From April to the end of May, the Parkland Center for Clinical Innovation’s COVID-19 Vulnerability Index recorded a 40% drop in average vulnerability.
PCCI’s Vulnerability Index identifies at-risk communities by examining multiple factors like comorbidity rates, areas densely populated with people over the age of 65, and social challenges. To identify a vulnerability index value, PCCI combines these factors with dynamic mobility rates and confirmed COVID-19 cases to scale the index value to its peak value in July 2020.
The drop is attributed to a 10% increase in vaccinations and a 37% decrease in active COVID-19 cases. The increase in vaccinations has caused many vulnerable zip codes to decrease their Vulnerability Index rating. Most notably, zip code 75243, which was ranked the most vulnerable on the Index, decreased their rating by 61% since April. Other vulnerable zip codes on the Index, while still ranked high, have seen improvement: zip code 75211, which encompasses Cockrell Hill and Oak Cliff, has decreased its rating from 196.9 in January to 9.63 in May.
“Thanks to the vaccination programs implemented throughout Dallas County, we continue to see progress in our fight against COVID-19,” said PCCI’s Executive-In-Residence Thomas Roderick, Ph.D. “Our latest Vulnerability Index report is the most positive yet, with new cases slowing and modest, but important participation in the vaccination program continuing. This progress is a credit to the outstanding efforts of our public health leaders and residents devoted to crushing COVID-19.”

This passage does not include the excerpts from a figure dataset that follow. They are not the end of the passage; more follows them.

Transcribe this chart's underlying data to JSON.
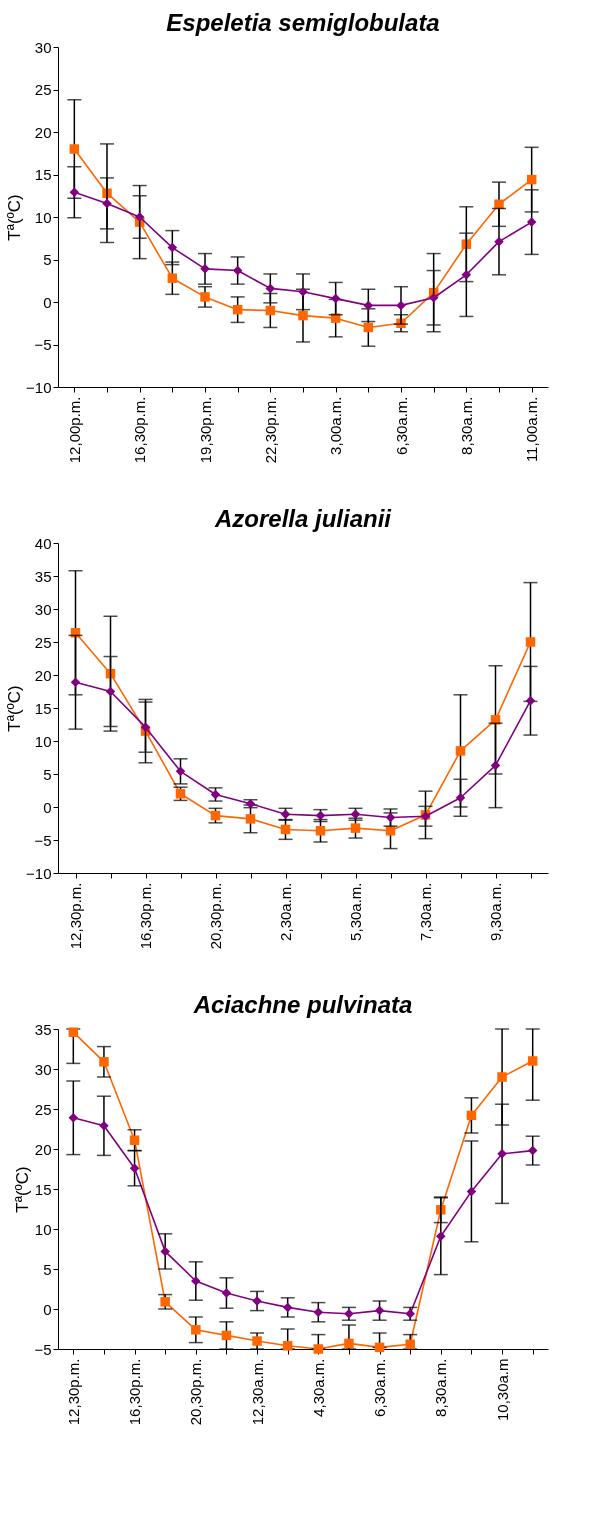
{
  "chart_data": [
    {
      "type": "line",
      "title": "Espeletia semiglobulata",
      "ylabel": "Tª(ºC)",
      "categories": [
        "12,00p.m.",
        null,
        "16,30p.m.",
        null,
        "19,30p.m.",
        null,
        "22,30p.m.",
        null,
        "3,00a.m.",
        null,
        "6,30a.m.",
        null,
        "8,30a.m.",
        null,
        "11,00a.m."
      ],
      "ylim": [
        -10,
        30
      ],
      "yticks": [
        -10,
        -5,
        0,
        5,
        10,
        15,
        20,
        25,
        30
      ],
      "grid": false,
      "series": [
        {
          "color": "#ff6600",
          "marker": "square",
          "values": [
            18.0,
            12.8,
            9.4,
            2.8,
            0.6,
            -0.9,
            -1.0,
            -1.6,
            -1.9,
            -3.0,
            -2.5,
            1.1,
            6.8,
            11.5,
            14.4
          ],
          "errors": [
            5.8,
            5.8,
            4.3,
            1.9,
            1.2,
            1.5,
            2.0,
            3.1,
            2.2,
            2.2,
            1.0,
            4.6,
            4.4,
            2.6,
            3.8
          ]
        },
        {
          "color": "#800080",
          "marker": "diamond",
          "values": [
            12.9,
            11.6,
            10.0,
            6.4,
            3.9,
            3.7,
            1.6,
            1.2,
            0.4,
            -0.4,
            -0.4,
            0.5,
            3.2,
            7.1,
            9.4
          ],
          "errors": [
            3.0,
            3.0,
            2.5,
            2.0,
            1.8,
            1.6,
            1.7,
            2.1,
            1.9,
            1.9,
            2.2,
            3.2,
            4.9,
            3.9,
            3.8
          ]
        }
      ]
    },
    {
      "type": "line",
      "title": "Azorella julianii",
      "ylabel": "Tª(ºC)",
      "categories": [
        "12,30p.m.",
        null,
        "16,30p.m.",
        null,
        "20,30p.m.",
        null,
        "2,30a.m.",
        null,
        "5,30a.m.",
        null,
        "7,30a.m.",
        null,
        "9,30a.m.",
        null
      ],
      "ylim": [
        -10,
        40
      ],
      "yticks": [
        -10,
        -5,
        0,
        5,
        10,
        15,
        20,
        25,
        30,
        35,
        40
      ],
      "grid": false,
      "series": [
        {
          "color": "#ff6600",
          "marker": "square",
          "values": [
            26.4,
            20.2,
            11.5,
            2.0,
            -1.3,
            -1.8,
            -3.4,
            -3.6,
            -3.2,
            -3.6,
            -1.2,
            8.5,
            13.2,
            25.0
          ],
          "errors": [
            9.4,
            8.7,
            4.8,
            1.0,
            1.1,
            2.1,
            1.5,
            1.7,
            1.5,
            2.7,
            3.6,
            8.5,
            8.2,
            9.0
          ]
        },
        {
          "color": "#800080",
          "marker": "diamond",
          "values": [
            18.9,
            17.5,
            12.1,
            5.4,
            1.9,
            0.5,
            -1.1,
            -1.3,
            -1.1,
            -1.6,
            -1.4,
            1.4,
            6.3,
            16.1
          ],
          "errors": [
            7.1,
            5.3,
            3.8,
            1.9,
            1.0,
            0.6,
            0.9,
            0.9,
            0.9,
            1.3,
            1.5,
            2.8,
            6.4,
            5.2
          ]
        }
      ]
    },
    {
      "type": "line",
      "title": "Aciachne pulvinata",
      "ylabel": "Tª(ºC)",
      "categories": [
        "12,30p.m.",
        null,
        "16,30p.m.",
        null,
        "20,30p.m.",
        null,
        "12,30a.m.",
        null,
        "4,30a.m.",
        null,
        "6,30a.m.",
        null,
        "8,30a.m.",
        null,
        "10,30a.m",
        null
      ],
      "ylim": [
        -5,
        35
      ],
      "yticks": [
        -5,
        0,
        5,
        10,
        15,
        20,
        25,
        30,
        35
      ],
      "grid": false,
      "series": [
        {
          "color": "#ff6600",
          "marker": "square",
          "values": [
            34.6,
            30.9,
            21.1,
            0.9,
            -2.6,
            -3.3,
            -4.0,
            -4.6,
            -5.0,
            -4.3,
            -4.8,
            -4.4,
            12.4,
            24.2,
            29.0,
            31.0
          ],
          "errors": [
            [
              30.7,
              35.0
            ],
            1.9,
            1.3,
            0.9,
            1.6,
            1.7,
            1.0,
            [
              -5.0,
              -2.5
            ],
            [
              -5.0,
              -3.2
            ],
            [
              -5.0,
              -2.0
            ],
            [
              -4.8,
              -3.0
            ],
            [
              -5.0,
              -3.2
            ],
            1.6,
            2.2,
            6.0,
            [
              26.1,
              35.0
            ]
          ]
        },
        {
          "color": "#800080",
          "marker": "diamond",
          "values": [
            23.9,
            22.9,
            17.6,
            7.2,
            3.5,
            2.0,
            1.0,
            0.2,
            -0.4,
            -0.6,
            -0.2,
            -0.6,
            9.1,
            14.7,
            19.4,
            19.8
          ],
          "errors": [
            4.6,
            3.7,
            2.2,
            2.2,
            2.4,
            1.9,
            1.2,
            1.2,
            1.2,
            0.8,
            1.2,
            0.8,
            4.8,
            6.3,
            6.2,
            1.8
          ]
        }
      ]
    }
  ]
}
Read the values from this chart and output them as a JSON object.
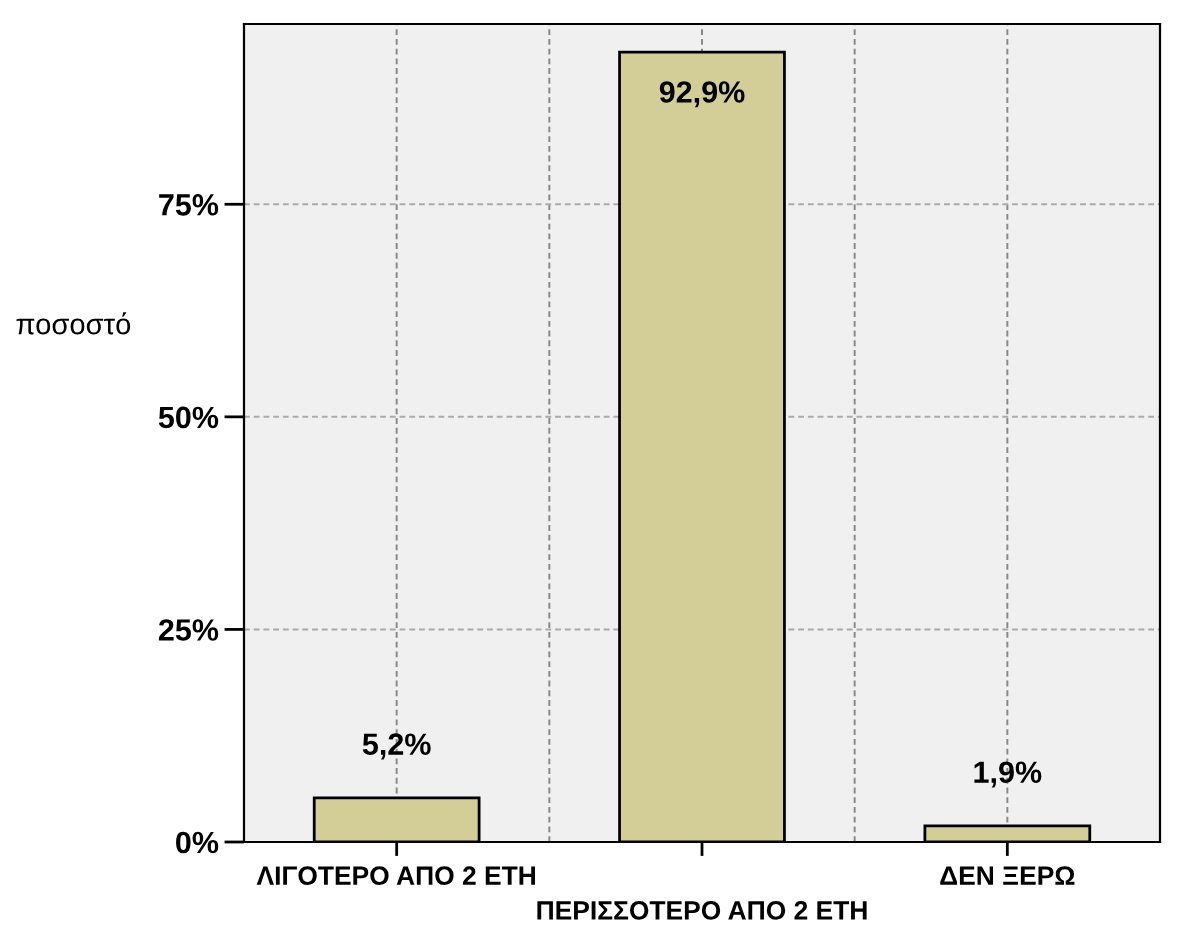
{
  "chart_data": {
    "type": "bar",
    "ylabel": "ποσοστό",
    "categories": [
      "ΛΙΓΟΤΕΡΟ ΑΠΟ 2 ΕΤΗ",
      "ΠΕΡΙΣΣΟΤΕΡΟ ΑΠΟ 2 ΕΤΗ",
      "ΔΕΝ ΞΕΡΩ"
    ],
    "values": [
      5.2,
      92.9,
      1.9
    ],
    "color": "#d3ce98",
    "value_labels": [
      "5,2%",
      "92,9%",
      "1,9%"
    ],
    "ylim": [
      0,
      96.2
    ],
    "yticks": [
      {
        "value": 0,
        "label": "0%"
      },
      {
        "value": 25,
        "label": "25%"
      },
      {
        "value": 50,
        "label": "50%"
      },
      {
        "value": 75,
        "label": "75%"
      }
    ],
    "grid": true,
    "legend": false
  }
}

The uptick in vaccinations and decrease in active cases has helped Dallas County inch closer to its herd immunity goal of 80%. At the end of May, Dallas County was at 75.5% herd immunity.

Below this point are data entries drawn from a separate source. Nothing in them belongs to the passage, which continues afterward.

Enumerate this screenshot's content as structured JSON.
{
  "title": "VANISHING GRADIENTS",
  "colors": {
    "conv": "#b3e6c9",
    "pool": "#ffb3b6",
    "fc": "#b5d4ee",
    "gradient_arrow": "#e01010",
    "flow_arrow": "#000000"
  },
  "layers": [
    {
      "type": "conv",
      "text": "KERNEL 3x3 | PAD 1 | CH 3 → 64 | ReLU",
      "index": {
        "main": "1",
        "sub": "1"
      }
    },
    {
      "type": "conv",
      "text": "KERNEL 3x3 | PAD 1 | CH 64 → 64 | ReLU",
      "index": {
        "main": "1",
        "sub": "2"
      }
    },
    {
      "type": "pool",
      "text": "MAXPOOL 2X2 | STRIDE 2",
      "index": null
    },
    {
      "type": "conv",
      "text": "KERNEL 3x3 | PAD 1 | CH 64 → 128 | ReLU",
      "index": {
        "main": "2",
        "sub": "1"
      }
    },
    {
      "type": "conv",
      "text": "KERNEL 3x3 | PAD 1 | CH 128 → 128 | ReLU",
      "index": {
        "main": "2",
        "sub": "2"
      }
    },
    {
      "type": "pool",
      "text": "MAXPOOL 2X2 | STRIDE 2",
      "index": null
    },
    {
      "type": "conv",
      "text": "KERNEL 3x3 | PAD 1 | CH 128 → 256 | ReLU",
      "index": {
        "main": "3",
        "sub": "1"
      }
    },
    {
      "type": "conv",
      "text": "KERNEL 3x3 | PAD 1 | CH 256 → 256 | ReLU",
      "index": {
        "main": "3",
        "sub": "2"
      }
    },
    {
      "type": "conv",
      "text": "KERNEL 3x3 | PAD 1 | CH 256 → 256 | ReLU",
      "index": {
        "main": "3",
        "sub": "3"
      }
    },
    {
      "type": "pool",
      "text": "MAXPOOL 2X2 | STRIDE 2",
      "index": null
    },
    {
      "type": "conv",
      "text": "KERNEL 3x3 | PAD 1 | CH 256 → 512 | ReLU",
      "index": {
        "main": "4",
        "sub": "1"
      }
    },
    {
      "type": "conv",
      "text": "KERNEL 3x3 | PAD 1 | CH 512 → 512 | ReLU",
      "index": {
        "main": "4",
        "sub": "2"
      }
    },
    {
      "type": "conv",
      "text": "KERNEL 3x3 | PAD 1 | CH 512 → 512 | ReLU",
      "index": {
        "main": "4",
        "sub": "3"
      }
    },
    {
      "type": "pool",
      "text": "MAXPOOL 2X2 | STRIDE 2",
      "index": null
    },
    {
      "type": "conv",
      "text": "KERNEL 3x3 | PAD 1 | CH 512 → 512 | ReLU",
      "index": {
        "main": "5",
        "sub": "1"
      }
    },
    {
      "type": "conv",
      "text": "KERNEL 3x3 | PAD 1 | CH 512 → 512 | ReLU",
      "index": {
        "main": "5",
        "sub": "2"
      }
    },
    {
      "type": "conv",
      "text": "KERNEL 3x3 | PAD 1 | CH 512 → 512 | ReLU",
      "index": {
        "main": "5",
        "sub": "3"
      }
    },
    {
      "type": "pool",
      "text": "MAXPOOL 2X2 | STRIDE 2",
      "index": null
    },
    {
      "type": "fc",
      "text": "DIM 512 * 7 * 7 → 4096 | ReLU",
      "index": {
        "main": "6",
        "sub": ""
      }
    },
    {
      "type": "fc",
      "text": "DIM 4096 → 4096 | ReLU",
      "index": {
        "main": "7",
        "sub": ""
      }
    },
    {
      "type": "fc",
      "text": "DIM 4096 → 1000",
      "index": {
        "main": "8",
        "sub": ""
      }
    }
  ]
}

“Without question, vaccinations are the key to Dallas County reaching herd immunity,” said PCCI’s vice president of clinical information, George “Holt” Oliver, MD. “Vaccinations have been the primary reason we’ve seen a reduction in risk and why we are in sight of reaching the herd immunity threshold. The vaccinations for adults and children over 12 years old are effective, easily obtained, and quickly administered. We should all do our part to get vaccinated and encourage others to do the same. That is the way we will crush COVID.”
In other news:
- A new COVID-19 vaccine could be available this summer, called a protein subunit vaccine. What makes this vaccine different from others is that it contains purified pieces of COVID-19. The vaccine will likely come from biotech company Novavax.

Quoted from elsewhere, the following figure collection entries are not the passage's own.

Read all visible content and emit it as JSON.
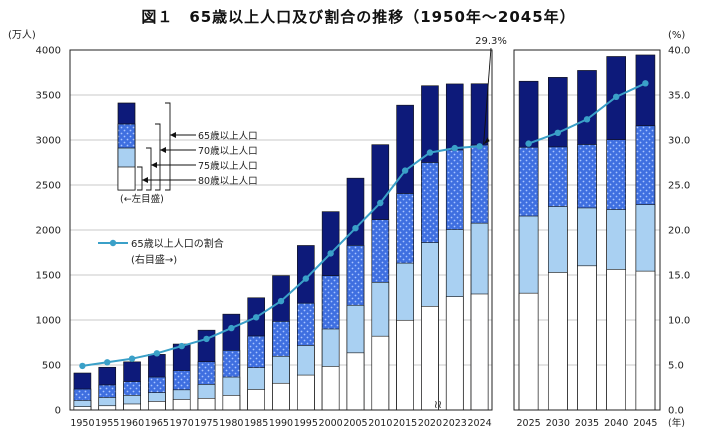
{
  "chart_data": {
    "type": "bar",
    "title": "図１　65歳以上人口及び割合の推移（1950年～2045年）",
    "ylabel_left": "(万人)",
    "ylabel_right": "(%)",
    "x_unit": "(年)",
    "ylim_left": [
      0,
      4000
    ],
    "ylim_right": [
      0,
      40
    ],
    "yticks_left": [
      "0",
      "500",
      "1000",
      "1500",
      "2000",
      "2500",
      "3000",
      "3500",
      "4000"
    ],
    "yticks_right": [
      "0.0",
      "5.0",
      "10.0",
      "15.0",
      "20.0",
      "25.0",
      "30.0",
      "35.0",
      "40.0"
    ],
    "break_mark": "≀≀",
    "panels": [
      {
        "categories": [
          "1950",
          "1955",
          "1960",
          "1965",
          "1970",
          "1975",
          "1980",
          "1985",
          "1990",
          "1995",
          "2000",
          "2005",
          "2010",
          "2015",
          "2020",
          "2023",
          "2024"
        ],
        "age80": [
          37,
          47,
          67,
          95,
          117,
          130,
          162,
          228,
          297,
          388,
          484,
          635,
          820,
          997,
          1152,
          1259,
          1289
        ],
        "age75": [
          106,
          139,
          163,
          193,
          224,
          284,
          366,
          471,
          597,
          717,
          900,
          1164,
          1419,
          1632,
          1860,
          2005,
          2076
        ],
        "age70": [
          233,
          278,
          316,
          366,
          438,
          536,
          662,
          822,
          985,
          1187,
          1492,
          1829,
          2115,
          2405,
          2750,
          2889,
          2944
        ],
        "age65": [
          411,
          475,
          535,
          618,
          733,
          887,
          1065,
          1247,
          1493,
          1828,
          2204,
          2576,
          2948,
          3387,
          3603,
          3623,
          3625
        ],
        "ratio": [
          4.9,
          5.3,
          5.7,
          6.3,
          7.1,
          7.9,
          9.1,
          10.3,
          12.1,
          14.6,
          17.4,
          20.2,
          23.0,
          26.6,
          28.6,
          29.1,
          29.3
        ]
      },
      {
        "categories": [
          "2025",
          "2030",
          "2035",
          "2040",
          "2045"
        ],
        "age80": [
          1298,
          1528,
          1602,
          1562,
          1543
        ],
        "age75": [
          2155,
          2261,
          2245,
          2227,
          2282
        ],
        "age70": [
          2920,
          2923,
          2950,
          3003,
          3158
        ],
        "age65": [
          3653,
          3696,
          3773,
          3928,
          3945
        ],
        "ratio": [
          29.6,
          30.8,
          32.3,
          34.8,
          36.3
        ]
      }
    ],
    "annotation": "29.3%",
    "legend": {
      "labels": [
        "65歳以上人口",
        "70歳以上人口",
        "75歳以上人口",
        "80歳以上人口"
      ],
      "axis_note": "(←左目盛)",
      "line_label": "65歳以上人口の割合",
      "line_axis_note": "(右目盛→)"
    },
    "colors": {
      "age65": "#0d1a7a",
      "age70": "#3f6fe0",
      "age75": "#a9d0f2",
      "age80": "#ffffff",
      "line": "#3aa0c8",
      "dots": "#a9c4ff"
    }
  }
}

- The SMU Dedman School of Law’s COVID-19 Legal Helpline was the recipient of the 2021 State Bar of Texas’ W. Frank Newton Award for their dedication to providing legal services related to COVID-19 for low-income North Texans. Legal assistance included matters such as housing, immigration, and consumer protection. 57 students manned the helpline and took in about 2,400 calls.